Proficiency-based learning shifts the focus of education toward the demonstration of knowledge and skills through a variety of experiences as a measure of success, and away from “seat time” and point collection for credits. Students provide and share evidence of their learning and growth throughout high school in order to demonstrate readiness for the next steps of their learning.
What are proficiency-based graduation requirements? Vermont’s Education Quality Standards require that high schools create graduation requirements that are attained through evidence of proficiency rather than seat time and credits. Proficiency-based graduation requirements (PBGRs) are a collection of skills and knowledge that teachers and administrators at BFA have determined to be critical in order for students to succeed in an increasingly competitive and unpredictable job market. They are rigorous and are intended to prepare students for careers and college. The chosen PBGRs represent skills and knowledge students will use for the rest of their lives. Each of the graduation requirements represent a broad skill, such as reading. Each proficiency is broken into 5-7 discrete skill sets called indicators. When all of the indicators have been deemed proficient, the broader graduation requirement is considered proficient.
Are there other schools moving to proficiency-based graduation requirements? Yes. All schools in Vermont are required to move to a proficiency-based system. Each school has the power to decide how to implement this change. It is a real opportunity for schools to make the shift to proficiencies meaningful for their particular students and community.
Does a student have to meet all the indicators of every graduation requirement? Yes. There are two types of PBGRs: Content and Transferable Skills. Students must meet all of the indicators for the content areas (literacy, math, science, etc.). For the transferable skills, however, a student must demonstrate proficiency in each of the priority indicators.
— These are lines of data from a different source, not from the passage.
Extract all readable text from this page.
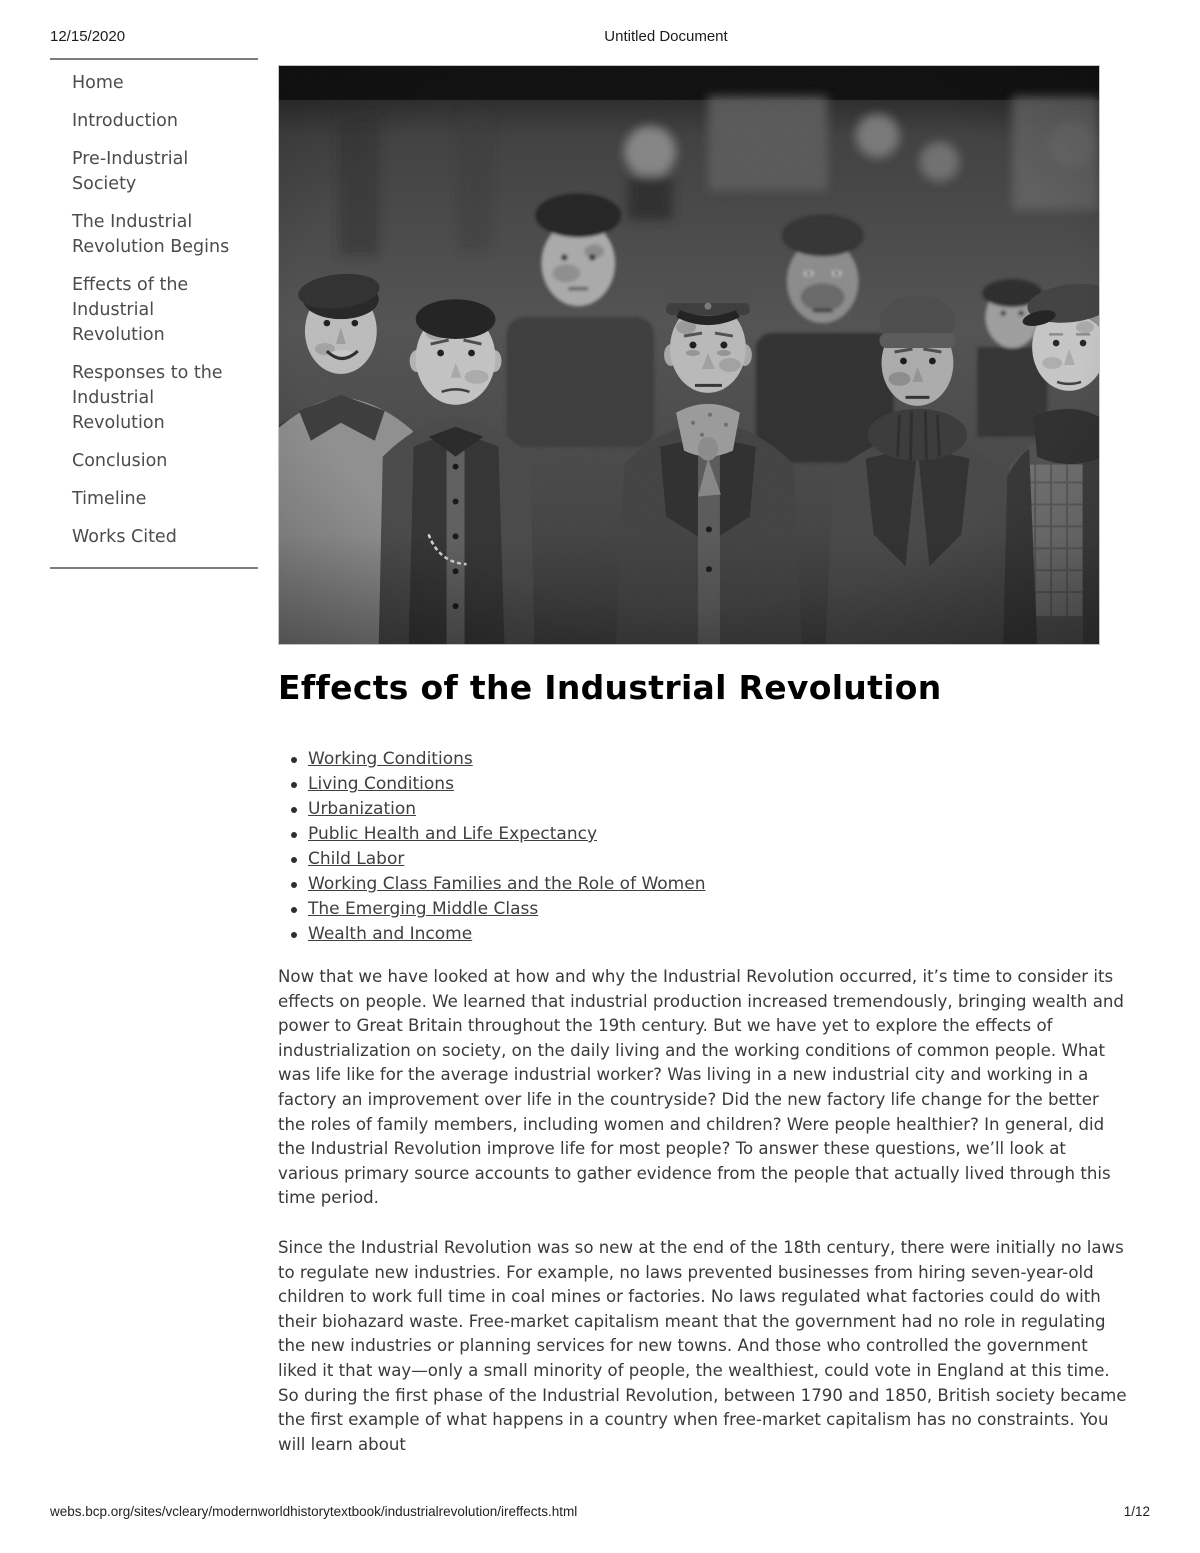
12/15/2020	Untitled Document
Home
Introduction
Pre-Industrial Society
The Industrial Revolution Begins
Effects of the Industrial Revolution
Responses to the Industrial Revolution
Conclusion
Timeline
Works Cited
Effects of the Industrial Revolution
Working Conditions
Living Conditions
Urbanization
Public Health and Life Expectancy
Child Labor
Working Class Families and the Role of Women
The Emerging Middle Class
Wealth and Income

Now that we have looked at how and why the Industrial Revolution occurred, it’s time to consider its effects on people. We learned that industrial production increased tremendously, bringing wealth and power to Great Britain throughout the 19th century. But we have yet to explore the effects of industrialization on society, on the daily living and the working conditions of common people. What was life like for the average industrial worker? Was living in a new industrial city and working in a factory an improvement over life in the countryside? Did the new factory life change for the better the roles of family members, including women and children? Were people healthier? In general, did the Industrial Revolution improve life for most people? To answer these questions, we’ll look at various primary source accounts to gather evidence from the people that actually lived through this time period.

Since the Industrial Revolution was so new at the end of the 18th century, there were initially no laws to regulate new industries. For example, no laws prevented businesses from hiring seven-year-old children to work full time in coal mines or factories. No laws regulated what factories could do with their biohazard waste. Free-market capitalism meant that the government had no role in regulating the new industries or planning services for new towns. And those who controlled the government liked it that way—only a small minority of people, the wealthiest, could vote in England at this time. So during the first phase of the Industrial Revolution, between 1790 and 1850, British society became the first example of what happens in a country when free-market capitalism has no constraints. You will learn about

webs.bcp.org/sites/vcleary/modernworldhistorytextbook/industrialrevolution/ireffects.html	1/12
What are transferable skills? Transferable skills are traits that are needed to be successful in all aspects of life in high school and beyond. At Franklin West Supervisory Union we have identified five key Transferable Skills: Clear and Effective Communication, Self-Direction, Creative and Practical Problem Solving, Responsible and Involved Citizenship, and Informed and Integrative Thinking. We believe that these are as important as academic skills to the success of graduating students. Students must demonstrate evidence of these skills in at least three contexts in order to achieve proficiency.
How will learning look different? Students will have much more control over their learning. There will be more choices and options for students because there is now no requirement to take certain courses. While many students may still choose a path that includes mostly traditional courses, others may take advantage of activities they do outside of school, over the summer, and in the community to demonstrate proficiency in a particular indicator. The most obvious difference is that students can work at their own pace; when students can show proficiency in an indicator with evidence, they can move on to something else. This may take an entire year or it may take much less time.
How will students be assessed? Students will submit evidence of proficiency to a teacher certified to teach in that content area. The teacher will review the evidence using a learning scale and if the evidence meets the criteria, the teacher will verify the student as proficient. A software system called LiFT will keep track of which performance indicators have been verified and track student progress toward meeting the graduation requirements.
What about College? Colleges see many different types of transcripts already, from foreign countries, various states, charter and private schools, as well as home-schooled students. Colleges request school profiles from all schools that clearly outline the academic opportunities and the grading system. According to Great Schools Partnership, who spoke directly with colleges and universities, “69 New England Institutions of Higher Education State that Proficiency-Based Diplomas Do Not Disadvantage Applicants.” In addition, the New England Board of Higher Education has published guidance on the acceptance of proficiency-based transcripts. Learn more about proficiency-based transcripts in college admissions.
What about a GPA? BFA will calculate a GPA for students using their Levels of Proficiency for any Indicator that they have had the opportunity to gather evidence. We will calculate and share student GPA after the first semester of their junior year. We believe that this is the first time a student might require a GPA as scholarships start to become available. We do not want to calculate GPA during the first two years while students are working toward proficiency and send a false, and potentially negative message, about their progress.